Ribosomal protein antibodies could significantly advance our understanding of the tumor microenvironment and immunotherapy response. As demonstrated with RPL22L1 in lung adenocarcinoma, examining relationships between ribosomal proteins and immune infiltration can provide insights into tumor immunology . Researchers could develop multiplex immunohistochemistry panels combining ribosomal protein antibodies with immune checkpoint markers (SIGLEC15, IDO1, PD-L1, HAVCR2, PDCD1, CTLA4, LAG3, and PDCD1LG2) to visualize spatial relationships within the tumor microenvironment. This approach could reveal whether ribosomal protein expression patterns correlate with "hot" or "cold" immune microenvironments. Additionally, in vitro co-culture systems utilizing ribosomal protein-modified cancer cells with immune cells could help determine functional consequences of altered ribosomal protein expression. For clinical application, pre- and post-immunotherapy biopsies could be analyzed for changes in ribosomal protein expression patterns to identify potential biomarkers of response or resistance to immune checkpoint inhibitors.
Combining ribosomal protein antibodies with advanced imaging techniques opens exciting research frontiers. Super-resolution microscopy techniques (STORM, PALM, STED) could reveal previously unobservable details of ribosome localization and interaction with other cellular components.
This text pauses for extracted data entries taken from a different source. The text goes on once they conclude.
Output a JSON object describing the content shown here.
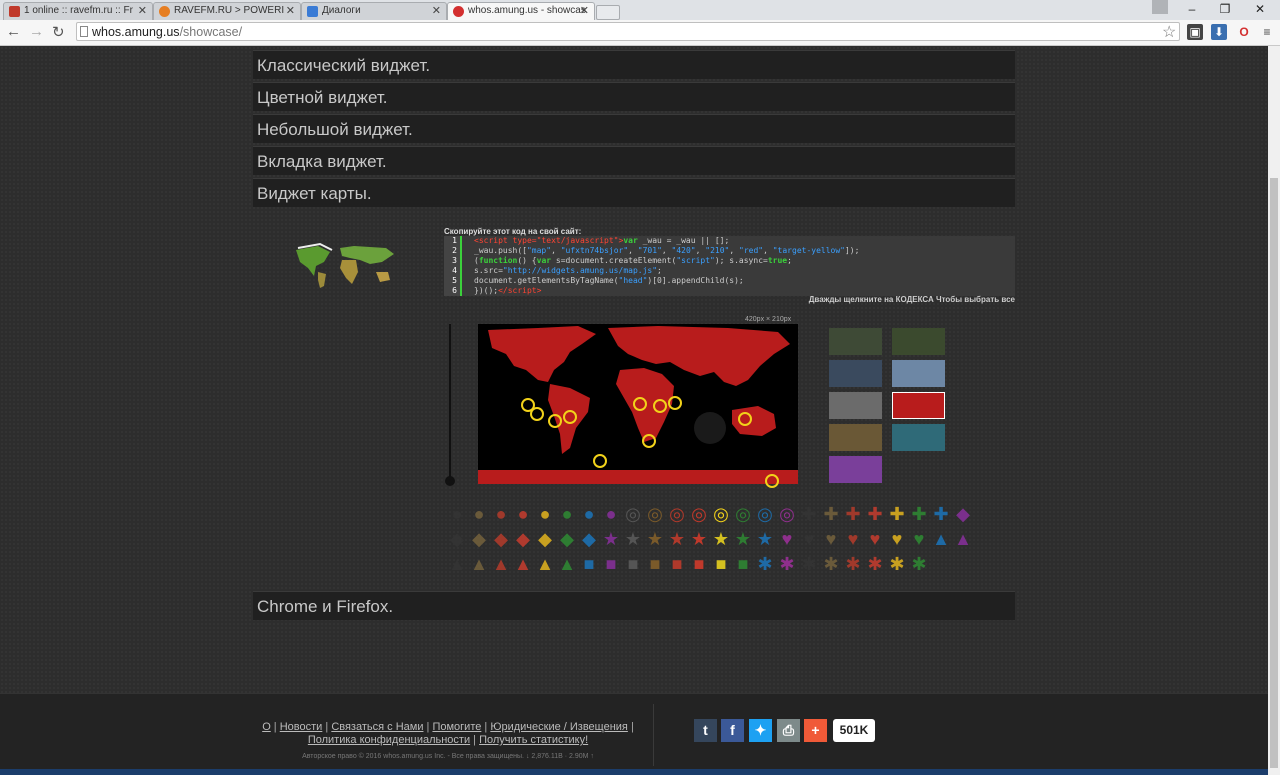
{
  "browser": {
    "tabs": [
      {
        "label": "1 online :: ravefm.ru :: Fr",
        "fav_color": "#c0392b"
      },
      {
        "label": "RAVEFM.RU > POWERI",
        "fav_color": "#e67e22"
      },
      {
        "label": "Диалоги",
        "fav_color": "#3a7bd5"
      },
      {
        "label": "whos.amung.us - showcas",
        "fav_color": "#d32f2f"
      }
    ],
    "url_host": "whos.amung.us",
    "url_path": "/showcase/"
  },
  "sections": {
    "classic": "Классический виджет.",
    "color": "Цветной виджет.",
    "small": "Небольшой виджет.",
    "tab": "Вкладка виджет.",
    "map": "Виджет карты.",
    "chrome": "Chrome и Firefox."
  },
  "code": {
    "label": "Скопируйте этот код на свой сайт:",
    "hint": "Дважды щелкните на КОДЕКСА Чтобы выбрать все",
    "numbers": [
      "1",
      "2",
      "3",
      "4",
      "5",
      "6"
    ]
  },
  "map": {
    "size_label": "420px × 210px"
  },
  "colors": {
    "map_red": "#b81c1c",
    "marker_yellow": "#f2d21a"
  },
  "footer": {
    "links": [
      "О",
      "Новости",
      "Связаться с Нами",
      "Помогите",
      "Юридические / Извещения",
      "Политика конфиденциальности",
      "Получить статистику!"
    ],
    "copyright": "Авторское право © 2016 whos.amung.us Inc. - Все права защищены.   ↓ 2,876.11B · 2.90M ↑",
    "share_count": "501K"
  }
}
Live-cell imaging using fluorescently tagged antibody fragments could track ribosome dynamics in real-time. Proximity ligation assays with ribosomal protein antibodies could map interactions between ribosomes and regulatory factors or nascent polypeptides. Spatial transcriptomics combined with ribosomal protein immunohistochemistry could correlate localized translation activity with gene expression patterns in tissue sections. For clinical applications, multiplexed ion beam imaging (MIBI) or imaging mass cytometry (IMC) using metal-conjugated ribosomal protein antibodies could simultaneously visualize dozens of proteins in tumor samples to create detailed maps of the tumor microenvironment. These advanced imaging approaches would require careful optimization of antibody concentration, incubation conditions, and signal amplification methods to achieve the necessary sensitivity and specificity.